A América Latina vive um momento de rearranjo político marcado pelo crescimento de forças conservadoras e de extrema direita em diferentes países da região. Especialistas apontam que fatores como aumento da criminalidade, crise econômica persistente, pressão migratória, desgaste de governos tradicionais e forte rejeição ao sistema político têm impulsionado o eleitorado a optar por alternativas à direita do espectro ideológico.
Nos últimos anos, vitórias eleitorais de líderes conservadores reforçaram esse cenário. A eleição do economista libertário Javier Milei, na Argentina, em novembro de 2023, e, mais recentemente, a vitória do advogado José Antonio Kast no Chile, em dezembro deste ano, são exemplos de uma tendência que se soma a processos políticos semelhantes observados em outros países do subcontinente.

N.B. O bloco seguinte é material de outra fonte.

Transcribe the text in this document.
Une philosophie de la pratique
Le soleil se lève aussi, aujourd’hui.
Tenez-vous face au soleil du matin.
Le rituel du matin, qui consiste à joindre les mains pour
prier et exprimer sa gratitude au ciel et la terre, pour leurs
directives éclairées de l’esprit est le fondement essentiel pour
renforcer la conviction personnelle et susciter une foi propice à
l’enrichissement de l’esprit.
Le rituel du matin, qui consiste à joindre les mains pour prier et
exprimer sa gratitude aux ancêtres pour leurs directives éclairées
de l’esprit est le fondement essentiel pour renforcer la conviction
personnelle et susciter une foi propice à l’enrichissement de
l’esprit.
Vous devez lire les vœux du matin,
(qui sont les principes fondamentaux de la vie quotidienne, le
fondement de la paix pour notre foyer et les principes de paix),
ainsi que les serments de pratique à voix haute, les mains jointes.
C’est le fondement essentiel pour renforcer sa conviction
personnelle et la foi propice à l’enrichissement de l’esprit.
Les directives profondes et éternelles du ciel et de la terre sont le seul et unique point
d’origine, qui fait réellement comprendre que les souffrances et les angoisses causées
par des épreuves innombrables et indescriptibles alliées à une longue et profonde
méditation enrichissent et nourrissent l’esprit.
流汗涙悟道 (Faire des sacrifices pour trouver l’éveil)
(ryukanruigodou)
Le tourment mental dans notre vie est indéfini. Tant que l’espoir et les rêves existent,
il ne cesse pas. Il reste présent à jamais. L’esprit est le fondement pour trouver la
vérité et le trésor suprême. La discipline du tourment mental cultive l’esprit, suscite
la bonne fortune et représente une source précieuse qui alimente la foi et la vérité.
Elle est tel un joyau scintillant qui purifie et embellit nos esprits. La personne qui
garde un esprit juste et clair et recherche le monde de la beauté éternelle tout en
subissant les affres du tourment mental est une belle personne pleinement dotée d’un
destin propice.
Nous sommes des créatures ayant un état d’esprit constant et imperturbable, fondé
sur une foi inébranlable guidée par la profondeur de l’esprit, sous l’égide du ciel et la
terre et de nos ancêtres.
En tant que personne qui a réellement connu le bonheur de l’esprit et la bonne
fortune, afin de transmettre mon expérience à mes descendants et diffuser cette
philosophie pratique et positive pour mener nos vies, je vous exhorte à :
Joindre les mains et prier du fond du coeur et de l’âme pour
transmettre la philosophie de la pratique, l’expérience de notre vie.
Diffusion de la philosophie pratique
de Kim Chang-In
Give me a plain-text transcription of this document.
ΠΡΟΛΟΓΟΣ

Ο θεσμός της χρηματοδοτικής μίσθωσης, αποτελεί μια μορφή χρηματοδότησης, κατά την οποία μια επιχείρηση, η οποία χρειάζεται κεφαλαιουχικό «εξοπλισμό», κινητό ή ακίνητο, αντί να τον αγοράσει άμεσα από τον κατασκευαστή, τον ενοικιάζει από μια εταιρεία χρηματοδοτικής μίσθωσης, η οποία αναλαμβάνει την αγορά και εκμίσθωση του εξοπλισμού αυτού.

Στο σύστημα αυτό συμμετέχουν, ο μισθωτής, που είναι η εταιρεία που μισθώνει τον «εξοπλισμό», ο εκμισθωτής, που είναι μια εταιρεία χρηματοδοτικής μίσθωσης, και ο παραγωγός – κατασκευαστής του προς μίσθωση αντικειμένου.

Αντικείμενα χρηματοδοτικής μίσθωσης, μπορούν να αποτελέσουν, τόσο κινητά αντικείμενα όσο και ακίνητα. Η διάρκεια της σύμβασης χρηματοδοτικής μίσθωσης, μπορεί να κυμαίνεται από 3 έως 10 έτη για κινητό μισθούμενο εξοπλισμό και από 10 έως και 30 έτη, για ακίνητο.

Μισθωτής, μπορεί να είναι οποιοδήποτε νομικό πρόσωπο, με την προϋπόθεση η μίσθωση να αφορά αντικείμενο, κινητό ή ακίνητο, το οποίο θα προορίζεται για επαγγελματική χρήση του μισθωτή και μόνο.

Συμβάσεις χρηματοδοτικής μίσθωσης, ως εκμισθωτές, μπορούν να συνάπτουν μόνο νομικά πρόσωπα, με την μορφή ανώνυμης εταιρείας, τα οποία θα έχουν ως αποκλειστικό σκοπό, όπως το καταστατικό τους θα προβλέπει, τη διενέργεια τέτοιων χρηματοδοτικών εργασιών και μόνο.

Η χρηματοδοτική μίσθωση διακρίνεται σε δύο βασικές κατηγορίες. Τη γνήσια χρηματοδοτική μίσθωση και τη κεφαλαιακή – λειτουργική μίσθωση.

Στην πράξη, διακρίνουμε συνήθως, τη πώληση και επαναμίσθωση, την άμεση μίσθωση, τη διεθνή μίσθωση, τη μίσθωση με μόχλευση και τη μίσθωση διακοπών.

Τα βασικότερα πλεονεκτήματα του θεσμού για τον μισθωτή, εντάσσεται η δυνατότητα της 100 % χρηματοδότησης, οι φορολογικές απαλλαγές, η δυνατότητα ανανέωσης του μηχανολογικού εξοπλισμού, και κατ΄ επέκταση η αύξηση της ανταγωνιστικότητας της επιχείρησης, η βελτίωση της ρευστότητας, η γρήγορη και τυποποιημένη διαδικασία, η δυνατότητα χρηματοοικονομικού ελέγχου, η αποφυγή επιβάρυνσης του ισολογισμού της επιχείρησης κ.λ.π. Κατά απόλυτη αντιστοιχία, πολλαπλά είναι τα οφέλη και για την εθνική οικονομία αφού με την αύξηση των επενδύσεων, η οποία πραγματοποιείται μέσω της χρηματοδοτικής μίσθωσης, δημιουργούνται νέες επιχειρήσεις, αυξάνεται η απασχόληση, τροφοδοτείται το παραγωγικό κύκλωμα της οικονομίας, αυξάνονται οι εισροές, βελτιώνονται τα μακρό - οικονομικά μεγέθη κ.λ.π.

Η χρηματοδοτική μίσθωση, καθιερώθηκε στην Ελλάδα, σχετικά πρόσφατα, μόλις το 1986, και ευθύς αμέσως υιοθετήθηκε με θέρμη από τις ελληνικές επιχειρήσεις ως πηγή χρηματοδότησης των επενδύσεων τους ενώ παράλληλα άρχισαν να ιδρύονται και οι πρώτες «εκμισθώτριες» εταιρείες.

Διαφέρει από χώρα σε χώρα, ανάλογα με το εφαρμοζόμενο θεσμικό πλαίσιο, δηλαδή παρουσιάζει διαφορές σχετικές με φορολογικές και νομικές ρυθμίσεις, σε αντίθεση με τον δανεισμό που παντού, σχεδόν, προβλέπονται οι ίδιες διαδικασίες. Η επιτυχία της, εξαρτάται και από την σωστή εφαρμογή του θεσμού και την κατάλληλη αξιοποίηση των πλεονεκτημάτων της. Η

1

Para o cientista político Michael Albertus, professor da Universidade de Chicago, a região apresenta atualmente um equilíbrio instável entre governos de esquerda e de direita, mas com sinais claros de inclinação conservadora. “Há países governados pela esquerda, como Brasil e Colômbia, e outros sob liderança da direita, como Argentina e Equador. Ainda assim, é possível identificar uma tendência crescente em direção à direita na América do Sul”, avalia.
Albertus destaca que essa movimentação não ocorre de forma homogênea. “Cada país tem motivações específicas. Na Argentina, o deslocamento à direita está relacionado a uma profunda crise econômica e à descrença nas elites políticas tradicionais. Já em outros contextos, como o Chile, pesam fortemente questões de segurança pública e insatisfação social”, explica. O pesquisador também aponta que o aumento da criminalidade e a imigração — especialmente de venezuelanos — têm sido explorados politicamente por candidaturas conservadoras.
Dinâmica regional em transformação
Na avaliação de Néstor Castañeda, diretor do Instituto das Américas da University College London (UCL), a América do Sul atravessa um período de intensa volatilidade política. “Há uma coexistência de governos de esquerda e de direita, mas eleições recentes indicam um novo impulso para forças conservadoras ou de centro-direita”, afirma. Segundo ele, os pleitos previstos para 2026 no Brasil, na Colômbia e no Peru serão decisivos para confirmar ou frear essa tendência.
Castañeda observa que o avanço conservador está associado a uma combinação de fatores estruturais e conjunturais. “Desafios econômicos persistentes, insegurança, frustração com governos anteriores e o desejo por renovação política alimentam essa mudança. Além disso, a influência do cenário político internacional, especialmente dos Estados Unidos, também exerce impacto sobre o eleitorado latino-americano”, analisa.
Já o cientista político Mariano Fraschini, professor da Universidade de Buenos Aires (UBA) e da Faculdade Latino-Americana de Ciências Sociais (Flacso), ressalta que a análise deve considerar ciclos históricos mais longos. “A América Latina passou por diferentes fases: a redemocratização nos anos 1980, o neoliberalismo nos anos 1990 e um forte giro à esquerda no início do século 21. O momento atual indica um retorno a uma agenda neoliberal em vários países”, afirma.
Segundo Fraschini, embora haja a percepção de avanço da direita, os dados eleitorais revelam um quadro mais equilibrado. “Entre dezenas de eleições recentes, observa-se um empate relativo entre forças progressistas e conservadoras. O que se destaca, porém, é a dificuldade dos governos de situação em se reelegerem. O eleitor latino-americano tem demonstrado forte tendência a punir o oficialismo”, explica.
Rejeição ao status quo e riscos à democracia
Os especialistas concordam que a ascensão da extrema direita está fortemente ligada à rejeição das elites políticas tradicionais e à percepção de ineficácia dos governos diante de problemas estruturais. “Há uma associação recorrente entre crime e imigração, além do uso de discursos nacionalistas e antipolítica”, aponta Albertus. Para ele, parte do eleitorado tem se mostrado disposta a apoiar lideranças que desafiam normas democráticas como forma de protesto contra o sistema.
Castañeda acrescenta que muitos desses líderes conquistam apoio ao se apresentarem como outsiders e ao oferecerem soluções simplificadas para problemas complexos. “Esse fenômeno reflete uma polarização crescente e um ambiente político cada vez mais instável na região”, avalia.
Diante desse cenário, analistas alertam que o avanço conservador na América Latina não pode ser compreendido apenas como uma guinada ideológica, mas como um reflexo direto do descontentamento social, da fragilidade institucional e da busca do eleitorado por respostas imediatas a crises prolongadas. O desfecho desse movimento dependerá, em grande parte, da capacidade dos governos — sejam eles de direita ou de esquerda — de responder às demandas por segurança, estabilidade econômica e representação política efetiva.